By Ken de la Bastide
Tribune enterprise editor
A series of month long events will mark Child Abuse Prevention Month in Kokomo and Howard County as the local Prevent Child Abuse council continues to tackle an on-going problem.
Kokomo Mayor Greg Goodnight issued a proclamation declaring April as Child Abuse Prevention month in the city Wednesday.
Judy Dennis, director of the Family Service Association said in the past year there were fewer child abuse deaths in Howard County than in previous years.
“A few years ago, we had a number of Sudden Infant Death Syndrome deaths because of unsafe sleeping environments,” she said. “This past year, there were no SIDS deaths after we conducted a safe sleeping campaign with the Health Department.”
Dennis said a lot of child abuse is not reported, adding there has been an increase in domestic violence cases which is a direct link to child abuse.
She said a lot of the child abuse is related to substance abuse, and the biggest difference being observed is the severity of the abuse.
Dr. Pat Webb, a clinical psychologist with St. Joseph Trinty House, said he is seeing a lot of cases where a child has witnessed domestic violence, which wasn’t reported for several years.

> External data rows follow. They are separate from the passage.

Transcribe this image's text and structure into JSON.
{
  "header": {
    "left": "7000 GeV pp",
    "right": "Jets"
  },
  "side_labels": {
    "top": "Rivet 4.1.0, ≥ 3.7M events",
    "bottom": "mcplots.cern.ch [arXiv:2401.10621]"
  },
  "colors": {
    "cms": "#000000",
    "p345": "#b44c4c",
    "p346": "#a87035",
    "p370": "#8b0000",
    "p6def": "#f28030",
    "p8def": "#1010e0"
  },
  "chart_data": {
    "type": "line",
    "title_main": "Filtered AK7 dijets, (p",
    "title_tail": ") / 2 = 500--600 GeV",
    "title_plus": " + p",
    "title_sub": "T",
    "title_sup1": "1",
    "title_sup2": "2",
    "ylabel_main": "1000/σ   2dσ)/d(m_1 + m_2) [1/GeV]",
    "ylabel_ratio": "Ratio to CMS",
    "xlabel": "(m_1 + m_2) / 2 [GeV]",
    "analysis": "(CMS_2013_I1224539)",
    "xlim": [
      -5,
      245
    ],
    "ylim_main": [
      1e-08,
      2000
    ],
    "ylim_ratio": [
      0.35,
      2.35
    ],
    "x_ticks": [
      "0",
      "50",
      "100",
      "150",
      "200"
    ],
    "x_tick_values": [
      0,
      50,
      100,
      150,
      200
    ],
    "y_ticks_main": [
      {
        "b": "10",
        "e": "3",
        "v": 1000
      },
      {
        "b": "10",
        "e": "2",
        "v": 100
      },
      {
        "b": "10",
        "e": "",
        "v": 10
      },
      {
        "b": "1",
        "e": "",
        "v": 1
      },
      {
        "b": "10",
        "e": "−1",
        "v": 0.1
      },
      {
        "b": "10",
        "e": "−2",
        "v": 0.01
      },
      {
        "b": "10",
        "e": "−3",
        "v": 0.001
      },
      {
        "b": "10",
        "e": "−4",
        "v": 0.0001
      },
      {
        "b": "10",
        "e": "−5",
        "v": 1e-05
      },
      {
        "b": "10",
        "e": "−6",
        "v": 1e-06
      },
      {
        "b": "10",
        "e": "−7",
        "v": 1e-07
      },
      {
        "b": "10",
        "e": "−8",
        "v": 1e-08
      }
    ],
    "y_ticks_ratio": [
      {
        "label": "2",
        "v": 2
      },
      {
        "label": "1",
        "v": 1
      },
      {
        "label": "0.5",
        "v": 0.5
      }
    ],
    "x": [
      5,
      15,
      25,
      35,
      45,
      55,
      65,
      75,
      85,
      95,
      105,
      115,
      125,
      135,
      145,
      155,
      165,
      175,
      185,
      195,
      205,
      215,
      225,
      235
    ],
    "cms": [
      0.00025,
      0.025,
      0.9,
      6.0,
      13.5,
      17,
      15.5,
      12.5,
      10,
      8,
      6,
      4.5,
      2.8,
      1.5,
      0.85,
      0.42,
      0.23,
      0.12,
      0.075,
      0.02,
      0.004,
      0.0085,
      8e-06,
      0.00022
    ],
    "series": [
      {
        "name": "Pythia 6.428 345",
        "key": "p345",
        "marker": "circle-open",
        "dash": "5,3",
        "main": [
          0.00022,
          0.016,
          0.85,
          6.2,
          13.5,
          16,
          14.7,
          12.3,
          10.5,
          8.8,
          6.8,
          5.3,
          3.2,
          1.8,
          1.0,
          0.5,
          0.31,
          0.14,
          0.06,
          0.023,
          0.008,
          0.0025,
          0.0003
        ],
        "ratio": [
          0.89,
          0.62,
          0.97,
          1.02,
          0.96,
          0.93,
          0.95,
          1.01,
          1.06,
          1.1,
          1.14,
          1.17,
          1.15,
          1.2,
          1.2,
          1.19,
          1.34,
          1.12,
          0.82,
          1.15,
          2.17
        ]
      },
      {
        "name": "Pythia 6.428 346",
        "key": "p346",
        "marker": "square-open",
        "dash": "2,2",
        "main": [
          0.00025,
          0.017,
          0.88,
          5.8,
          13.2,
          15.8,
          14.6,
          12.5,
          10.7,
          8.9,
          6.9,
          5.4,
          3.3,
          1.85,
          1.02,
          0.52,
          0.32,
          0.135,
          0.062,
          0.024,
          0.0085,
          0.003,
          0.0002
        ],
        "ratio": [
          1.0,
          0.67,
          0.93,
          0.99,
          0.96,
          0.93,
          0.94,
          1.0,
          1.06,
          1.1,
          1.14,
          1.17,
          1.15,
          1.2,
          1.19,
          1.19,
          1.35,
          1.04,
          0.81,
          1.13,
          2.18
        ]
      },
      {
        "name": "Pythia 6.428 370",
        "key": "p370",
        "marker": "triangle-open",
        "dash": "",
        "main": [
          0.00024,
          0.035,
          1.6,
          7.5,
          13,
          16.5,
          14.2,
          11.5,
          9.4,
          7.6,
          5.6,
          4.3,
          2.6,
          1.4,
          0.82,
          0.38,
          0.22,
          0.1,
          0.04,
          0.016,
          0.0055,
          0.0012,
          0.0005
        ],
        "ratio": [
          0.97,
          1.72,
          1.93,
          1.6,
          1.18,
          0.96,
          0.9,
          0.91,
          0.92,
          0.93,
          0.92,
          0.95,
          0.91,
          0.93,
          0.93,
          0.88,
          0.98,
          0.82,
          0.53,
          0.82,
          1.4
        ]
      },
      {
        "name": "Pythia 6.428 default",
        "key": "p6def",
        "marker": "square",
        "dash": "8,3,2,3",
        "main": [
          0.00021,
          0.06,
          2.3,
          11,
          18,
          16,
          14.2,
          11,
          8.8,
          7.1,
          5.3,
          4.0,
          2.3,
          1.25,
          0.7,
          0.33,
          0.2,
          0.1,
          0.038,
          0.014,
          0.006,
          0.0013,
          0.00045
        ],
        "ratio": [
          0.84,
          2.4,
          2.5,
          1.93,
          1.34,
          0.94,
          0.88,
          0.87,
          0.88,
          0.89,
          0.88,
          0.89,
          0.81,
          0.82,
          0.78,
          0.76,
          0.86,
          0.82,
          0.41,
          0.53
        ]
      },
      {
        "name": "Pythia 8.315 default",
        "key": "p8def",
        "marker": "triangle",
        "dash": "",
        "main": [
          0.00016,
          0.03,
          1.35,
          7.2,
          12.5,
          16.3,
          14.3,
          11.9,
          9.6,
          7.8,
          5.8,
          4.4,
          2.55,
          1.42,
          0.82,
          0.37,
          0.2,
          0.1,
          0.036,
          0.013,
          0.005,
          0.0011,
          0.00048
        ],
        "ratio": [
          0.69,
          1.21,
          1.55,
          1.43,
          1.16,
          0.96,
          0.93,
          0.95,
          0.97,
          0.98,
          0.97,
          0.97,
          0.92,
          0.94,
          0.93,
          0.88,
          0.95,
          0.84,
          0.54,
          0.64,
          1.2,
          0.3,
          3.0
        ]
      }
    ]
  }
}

“The child suffers emotional and mental abuse,” he said. “Statistics show that child that witness domestic violence are more likely to have suffered physical abuse.”
Webb said in almost two-thirds of the child abuse cases substance abuse has been involved.
Goodnight said the Kokomo Police Department is dealing with an increase in meth labs in which children may have been present.
“We don’t know if there is an increase in the number of labs, or increased reporting,” he said. “There is more awareness.”
When asked about “bullying” in schools, Webb said it is important to determine how a person started exhibiting bullying behavior.
“There has to be some abuse going on at home,” he said.
Mary Armstrong-Smith, community partners director for Prevent Child Abuse Indiana, said there are 40 local Prevent Child Abuse chapters in Indiana that are serving 42 of the state’s 92 counties.
“I’m big on the Howard County Council,” she said. “Not all chapters have city officials that get involved.”